Triple-negative tumors don’t have the most common types of hormone receptors, estrogen and progesterone, and don’t produce too much of the protein HER2. Though her tumor tended to be more aggressive, she would not be able to benefit from the targeted therapies developed for other forms of cancer.
Tomlin — who was diagnosed at 38, before the recommended age for routine mammography screenings — ultimately survived. But her experience opened her eyes to the institutional challenges faced by black women with breast cancer.
“I didn’t feel like my voice was being heard as a patient,” Tomlin said. “The disparities are real. I wanted to know why.”
During her cancer battle, Tomlin sought out a community of women who shared her struggle. But in Atlanta, a city known as a black mecca, the groups she found were often full of older white women who couldn’t fully understand the challenges faced by younger black women.
In a 2014 review of studies on women diagnosed with breast cancer, researchers noted that women who negatively coped with their diagnosis — including emotional suppression and behavioral disengagement — “experienced increased levels of distress and poorer survival.”
“I wanted to understand what other young women of color without kids were experiencing,” Tomlin said. “Nobody looked like me. They’d answer the best they could, but they had never been a young brown girl and walked in those shoes.”

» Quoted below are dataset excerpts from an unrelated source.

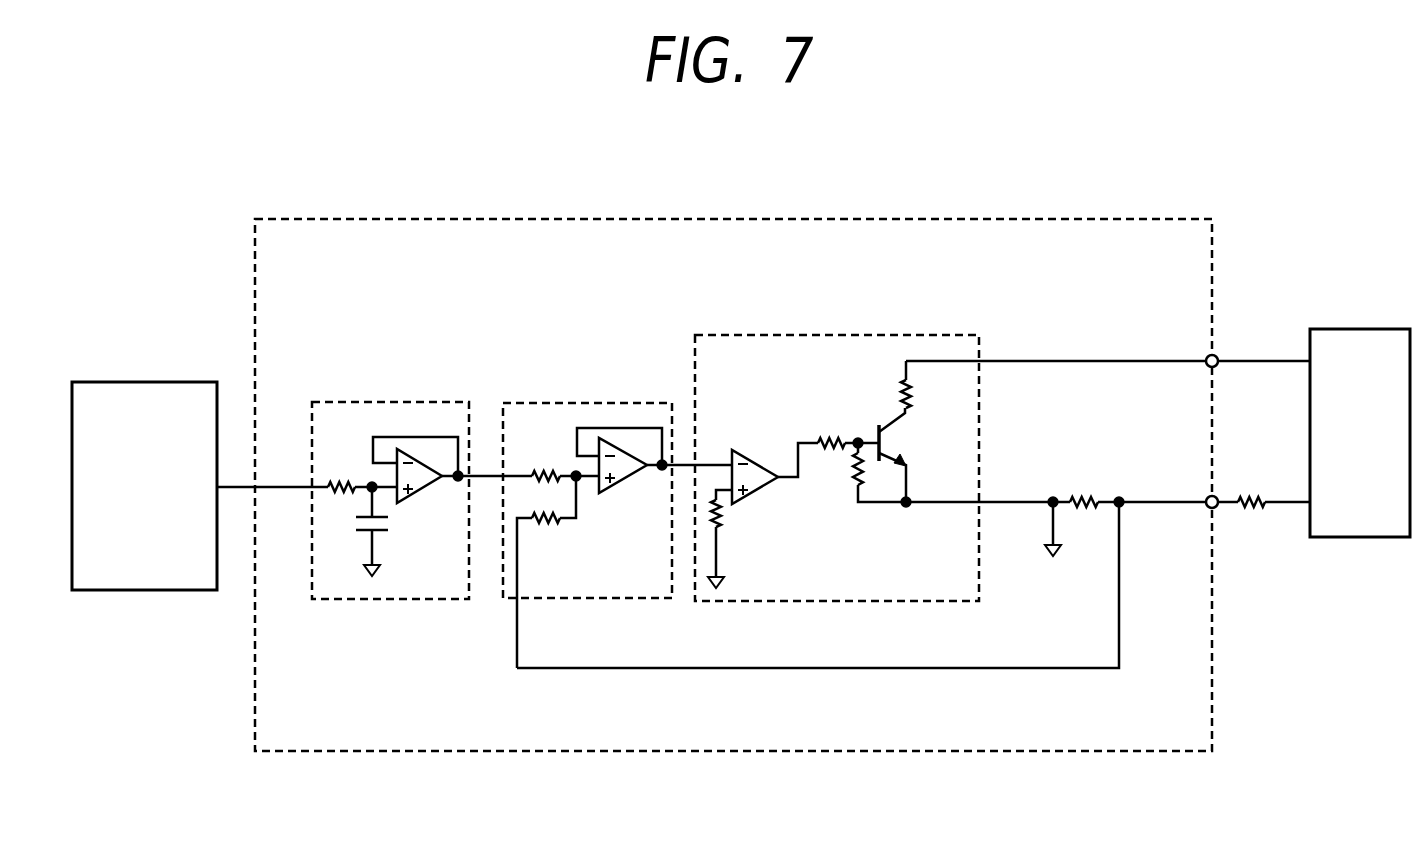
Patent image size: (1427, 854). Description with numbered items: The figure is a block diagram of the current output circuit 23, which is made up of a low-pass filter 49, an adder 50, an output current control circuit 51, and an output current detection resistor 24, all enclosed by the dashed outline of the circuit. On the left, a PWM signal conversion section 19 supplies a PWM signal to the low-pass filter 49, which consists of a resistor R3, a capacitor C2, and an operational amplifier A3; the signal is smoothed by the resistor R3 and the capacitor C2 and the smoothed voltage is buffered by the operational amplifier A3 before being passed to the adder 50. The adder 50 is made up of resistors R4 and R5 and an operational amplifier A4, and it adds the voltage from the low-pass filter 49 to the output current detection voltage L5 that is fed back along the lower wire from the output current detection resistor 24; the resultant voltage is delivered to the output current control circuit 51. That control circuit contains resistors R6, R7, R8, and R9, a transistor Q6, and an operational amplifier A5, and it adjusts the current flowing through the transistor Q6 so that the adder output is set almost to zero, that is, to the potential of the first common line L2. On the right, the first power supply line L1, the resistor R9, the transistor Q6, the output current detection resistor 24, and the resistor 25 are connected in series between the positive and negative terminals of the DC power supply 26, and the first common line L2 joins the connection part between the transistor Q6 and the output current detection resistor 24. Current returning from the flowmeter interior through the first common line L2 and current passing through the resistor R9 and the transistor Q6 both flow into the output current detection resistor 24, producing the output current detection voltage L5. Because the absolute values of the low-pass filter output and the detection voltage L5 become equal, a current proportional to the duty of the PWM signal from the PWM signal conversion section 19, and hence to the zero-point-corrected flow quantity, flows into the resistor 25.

The PWM signal conversion section 19 is at (143, 382).
The current output circuit 23 is at (723, 219).
The low-pass filter 49 is at (400, 402).
The adder 50 is at (595, 403).
The output current control circuit 51 is at (851, 335).
The output current detection resistor 24 is at (1085, 500).
The resistor 25 is at (1252, 500).
The DC power supply 26 is at (1360, 329).
The first power supply line L1 is at (1080, 361).
The first common line L2 is at (1053, 529).
The output current detection voltage L5 is at (790, 670).
The resistor R3 is at (340, 482).
The capacitor C2 is at (356, 522).
The operational amplifier A3 is at (422, 489).
The resistor R4 is at (543, 470).
The resistor R5 is at (546, 527).
The operational amplifier A4 is at (622, 481).
The operational amplifier A5 is at (752, 450).
The resistor R6 is at (724, 527).
The resistor R7 is at (832, 436).
The resistor R8 is at (852, 492).
The resistor R9 is at (916, 395).
The transistor Q6 is at (890, 440).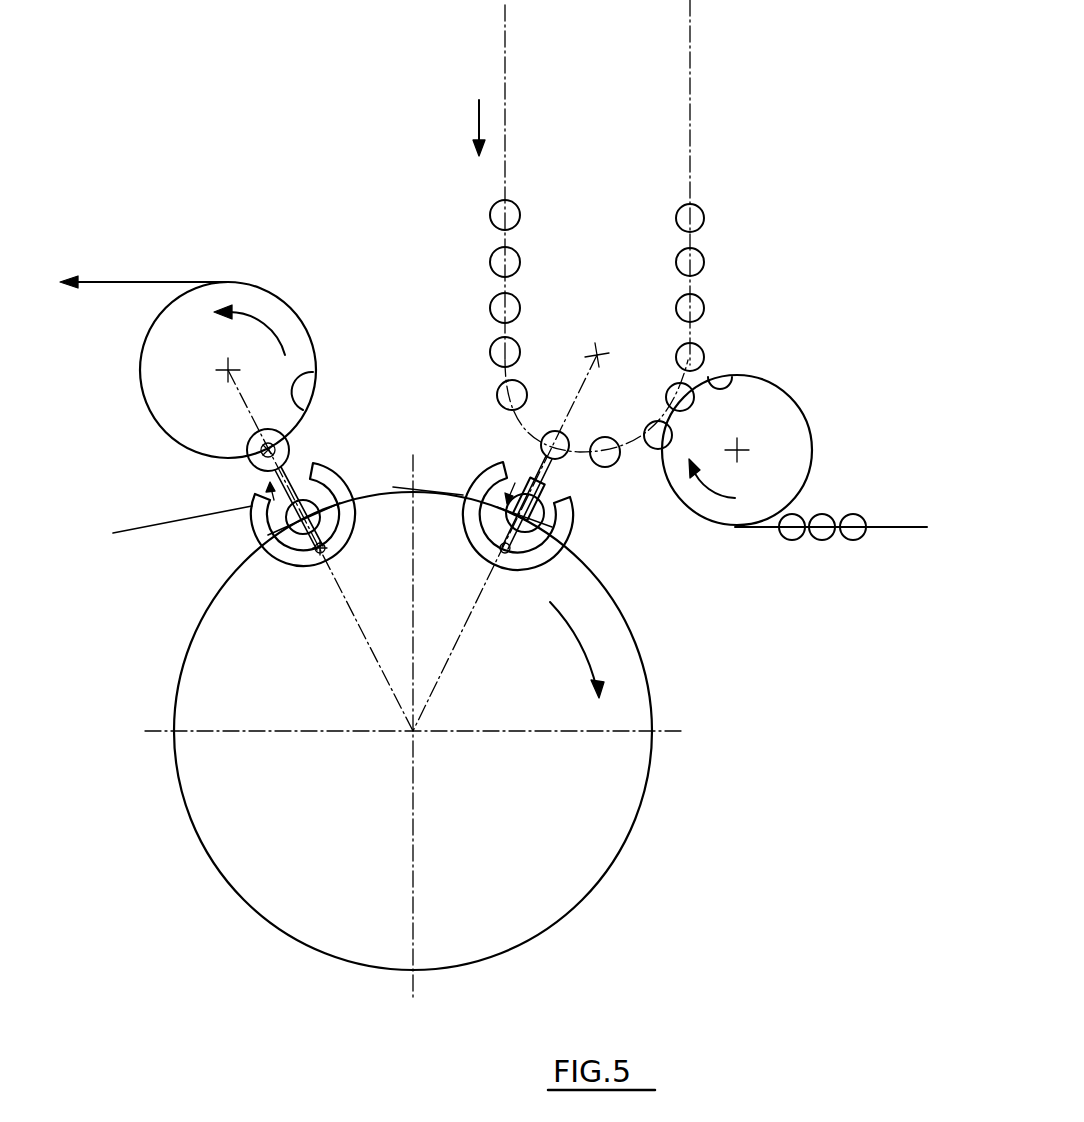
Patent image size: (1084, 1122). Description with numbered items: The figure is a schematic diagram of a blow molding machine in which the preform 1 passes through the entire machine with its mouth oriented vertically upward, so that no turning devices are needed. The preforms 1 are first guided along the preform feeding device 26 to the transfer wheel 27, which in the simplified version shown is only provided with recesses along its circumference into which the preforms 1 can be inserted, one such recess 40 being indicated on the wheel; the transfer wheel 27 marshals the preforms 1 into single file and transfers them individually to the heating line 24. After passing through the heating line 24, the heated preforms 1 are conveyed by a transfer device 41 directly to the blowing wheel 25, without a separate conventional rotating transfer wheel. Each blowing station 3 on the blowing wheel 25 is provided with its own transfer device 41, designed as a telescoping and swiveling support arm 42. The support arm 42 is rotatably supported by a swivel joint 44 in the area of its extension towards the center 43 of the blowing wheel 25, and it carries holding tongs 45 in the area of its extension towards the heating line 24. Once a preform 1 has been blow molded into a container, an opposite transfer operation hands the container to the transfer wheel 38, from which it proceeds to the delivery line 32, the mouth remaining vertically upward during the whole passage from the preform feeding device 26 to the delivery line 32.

The preform 1 is at (820, 513).
The blowing station 3 is at (332, 470).
The heating line 24 is at (690, 100).
The blowing wheel 25 is at (622, 797).
The preform feeding device 26 is at (893, 527).
The transfer wheel 27 is at (780, 403).
The delivery line 32 is at (132, 281).
The transfer wheel 38 is at (263, 303).
The recess 40 is at (720, 374).
The transfer device 41 is at (620, 566).
The support arm 42 is at (547, 463).
The center 43 is at (413, 731).
The swivel joint 44 is at (462, 496).
The holding tongs 45 is at (540, 448).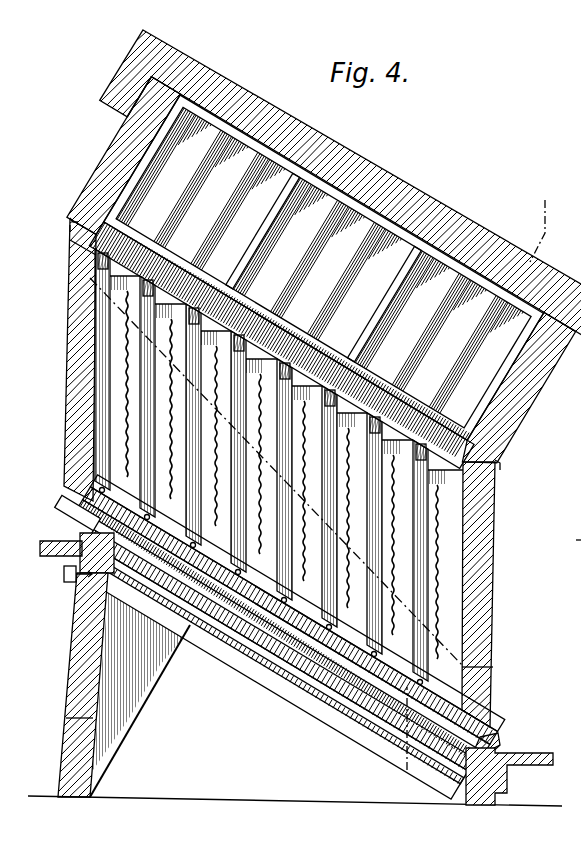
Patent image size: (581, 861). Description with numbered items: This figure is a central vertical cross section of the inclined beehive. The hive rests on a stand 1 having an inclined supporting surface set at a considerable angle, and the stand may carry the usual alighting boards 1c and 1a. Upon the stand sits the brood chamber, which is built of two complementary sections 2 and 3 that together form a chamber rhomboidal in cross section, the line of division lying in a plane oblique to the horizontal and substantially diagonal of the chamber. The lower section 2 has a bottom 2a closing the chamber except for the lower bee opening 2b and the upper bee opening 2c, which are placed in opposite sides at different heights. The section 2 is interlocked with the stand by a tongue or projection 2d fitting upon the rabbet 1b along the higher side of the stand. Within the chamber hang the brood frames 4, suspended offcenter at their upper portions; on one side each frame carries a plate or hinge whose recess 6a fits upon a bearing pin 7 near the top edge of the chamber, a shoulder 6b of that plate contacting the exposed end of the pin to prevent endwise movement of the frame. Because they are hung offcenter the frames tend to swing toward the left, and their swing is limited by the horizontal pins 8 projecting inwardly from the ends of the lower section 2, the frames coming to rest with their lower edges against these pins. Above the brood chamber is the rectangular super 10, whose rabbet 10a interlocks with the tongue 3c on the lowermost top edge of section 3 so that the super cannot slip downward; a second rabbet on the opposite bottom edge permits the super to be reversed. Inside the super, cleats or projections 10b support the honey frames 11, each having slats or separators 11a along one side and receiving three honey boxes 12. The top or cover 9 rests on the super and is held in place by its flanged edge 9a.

The stand 1 is at (70, 670).
The alighting board 1a is at (38, 547).
The rabbet 1b is at (64, 570).
The alighting board 1c is at (550, 742).
The lower section of brood chamber 2 is at (63, 413).
The bottom 2a is at (240, 613).
The lower bee opening 2b is at (498, 737).
The upper bee opening 2c is at (92, 505).
The tongue or projection 2d is at (78, 515).
The upper section of brood chamber 3 is at (496, 503).
The tongue 3c is at (506, 470).
The brood frame 4 is at (157, 365).
The recess 6a is at (580, 534).
The shoulder 6b is at (95, 263).
The bearing pin 7 is at (64, 250).
The horizontal pin 8 is at (72, 472).
The top or cover 9 is at (295, 118).
The flanged edge 9a is at (107, 72).
The super 10 is at (103, 157).
The rabbet 10a is at (80, 213).
The cleat or projection 10b is at (70, 230).
The honey frame 11 is at (227, 127).
The slat or separator 11a is at (210, 170).
The honey box 12 is at (437, 233).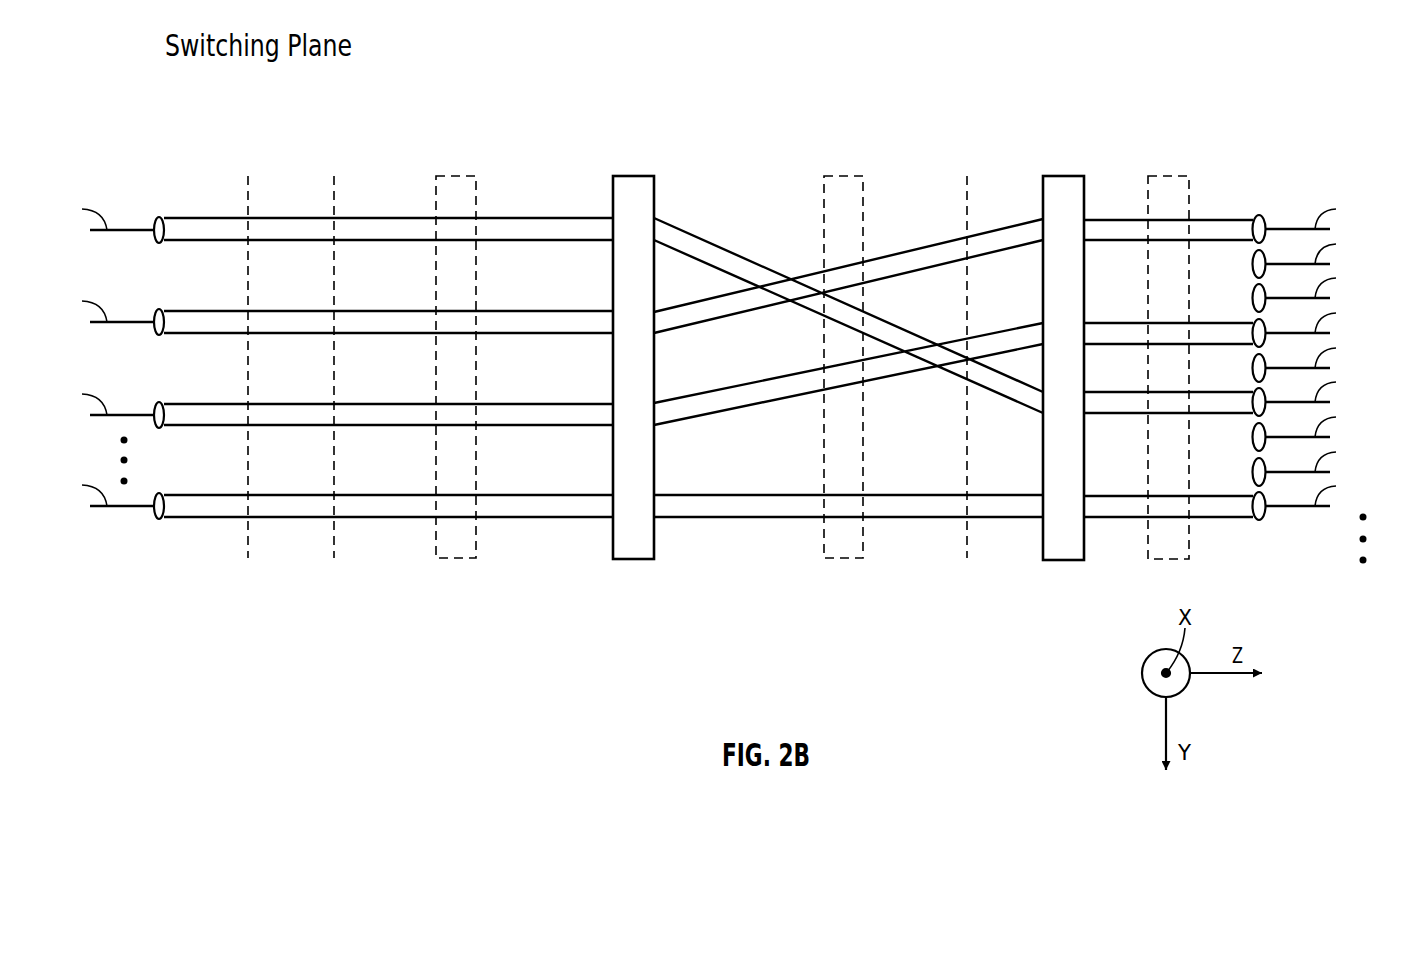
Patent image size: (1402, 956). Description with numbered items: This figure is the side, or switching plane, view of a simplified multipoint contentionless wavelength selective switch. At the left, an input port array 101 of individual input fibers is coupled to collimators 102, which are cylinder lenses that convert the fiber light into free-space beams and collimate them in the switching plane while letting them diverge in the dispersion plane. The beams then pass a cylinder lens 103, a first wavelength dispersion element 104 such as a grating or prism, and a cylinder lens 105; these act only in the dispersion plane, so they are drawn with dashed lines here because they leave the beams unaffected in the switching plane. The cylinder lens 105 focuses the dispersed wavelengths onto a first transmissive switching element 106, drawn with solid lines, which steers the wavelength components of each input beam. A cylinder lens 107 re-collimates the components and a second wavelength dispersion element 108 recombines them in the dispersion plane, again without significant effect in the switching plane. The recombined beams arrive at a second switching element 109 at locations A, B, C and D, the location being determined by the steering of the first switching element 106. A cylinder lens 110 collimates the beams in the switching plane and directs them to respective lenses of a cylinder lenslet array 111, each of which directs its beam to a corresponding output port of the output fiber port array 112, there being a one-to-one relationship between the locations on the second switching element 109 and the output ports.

The input port array 101 is at (130, 225).
The collimators 102 is at (158, 210).
The cylinder lens 103 is at (248, 166).
The first wavelength dispersion element 104 is at (336, 166).
The cylinder lens 105 is at (456, 165).
The first transmissive switching element 106 is at (634, 166).
The cylinder lens 107 is at (845, 166).
The second wavelength dispersion element 108 is at (968, 166).
The second switching element 109 is at (1065, 166).
The cylinder lens 110 is at (1170, 166).
The cylinder lenslet array 111 is at (1260, 202).
The output fiber port array 112 is at (1296, 222).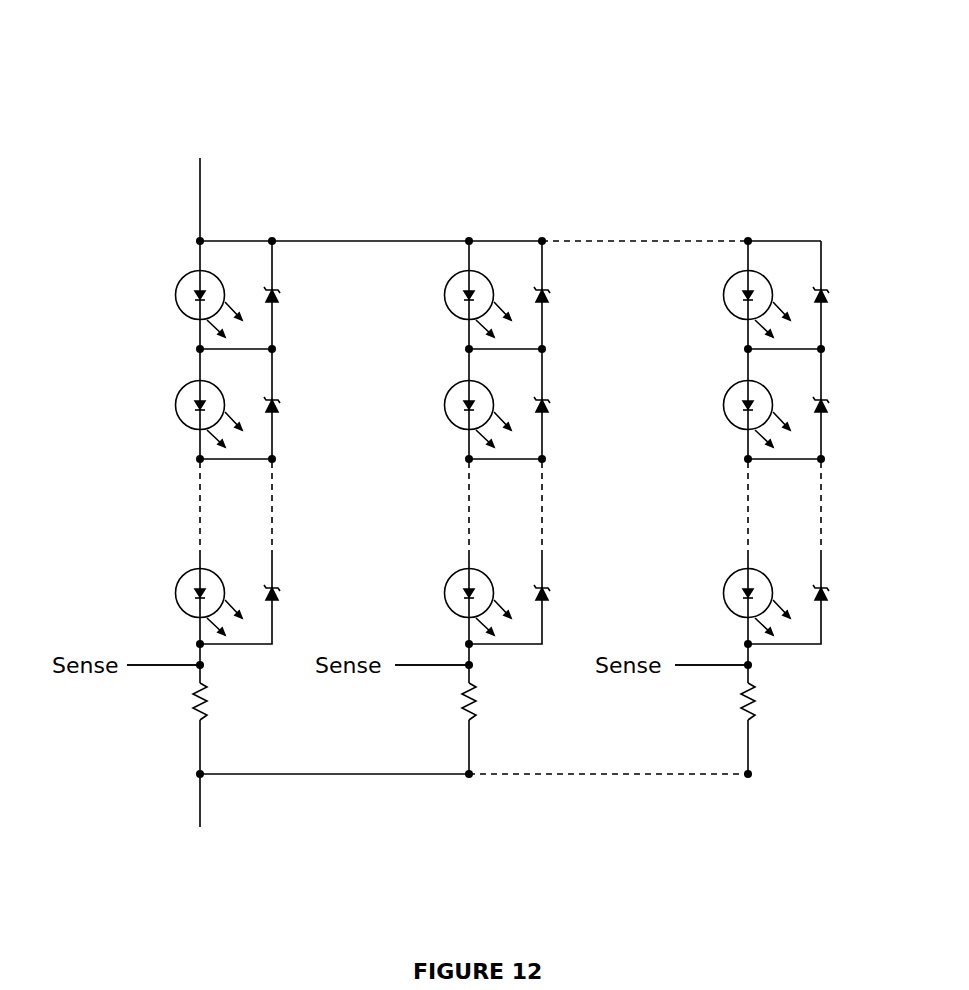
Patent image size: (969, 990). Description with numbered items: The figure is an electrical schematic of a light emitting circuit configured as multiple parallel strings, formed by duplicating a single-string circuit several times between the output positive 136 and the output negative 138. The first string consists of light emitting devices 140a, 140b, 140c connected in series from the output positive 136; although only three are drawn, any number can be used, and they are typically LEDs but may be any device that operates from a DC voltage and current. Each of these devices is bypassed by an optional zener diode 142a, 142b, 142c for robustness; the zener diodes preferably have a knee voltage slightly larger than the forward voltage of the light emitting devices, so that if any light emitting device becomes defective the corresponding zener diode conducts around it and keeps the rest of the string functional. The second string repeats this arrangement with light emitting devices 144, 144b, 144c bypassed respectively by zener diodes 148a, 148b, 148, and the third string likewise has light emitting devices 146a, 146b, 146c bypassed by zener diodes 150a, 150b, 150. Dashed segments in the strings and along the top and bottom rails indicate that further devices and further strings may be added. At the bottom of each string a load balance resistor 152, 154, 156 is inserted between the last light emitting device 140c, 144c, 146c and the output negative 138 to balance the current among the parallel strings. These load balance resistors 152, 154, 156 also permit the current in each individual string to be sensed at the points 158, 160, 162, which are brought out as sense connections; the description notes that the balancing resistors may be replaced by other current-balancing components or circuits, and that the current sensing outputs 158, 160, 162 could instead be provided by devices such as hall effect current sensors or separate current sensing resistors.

The output positive 136 is at (166, 102).
The output negative 138 is at (170, 884).
The light emitting device 140a is at (165, 298).
The light emitting device 140b is at (165, 408).
The light emitting device 140c is at (165, 596).
The zener diode 142a is at (288, 300).
The zener diode 142b is at (288, 410).
The zener diode 142c is at (288, 598).
The light emitting device 144 is at (434, 298).
The light emitting device 144b is at (434, 406).
The light emitting device 144c is at (434, 596).
The zener diode 148a is at (558, 300).
The zener diode 148b is at (558, 409).
The zener diode 148 is at (558, 598).
The light emitting device 146a is at (713, 298).
The light emitting device 146b is at (713, 406).
The light emitting device 146c is at (713, 596).
The zener diode 150a is at (862, 309).
The zener diode 150b is at (862, 418).
The zener diode 150 is at (862, 607).
The load balance resistor 152 is at (187, 707).
The load balance resistor 154 is at (455, 707).
The load balance resistor 156 is at (735, 707).
The current sensing point 158 is at (62, 679).
The current sensing point 160 is at (330, 679).
The current sensing point 162 is at (610, 679).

So she started a Facebook support group called My Breast Years Ahead. In that group, women from all walks of life can help each other through barriers that are medical — the pain, the treatment regiments, the side effects — and nonmedical — lack of transportation, costs of child care, unsupportive families.
“People won’t even tell their families that they have breast cancer,” said Cornell, the North Carolina nurse. “They die because of a fear of going to the hospital, finding out something is wrong,and not being able to financially afford it or put your family in a bind. With that fear, we wait.”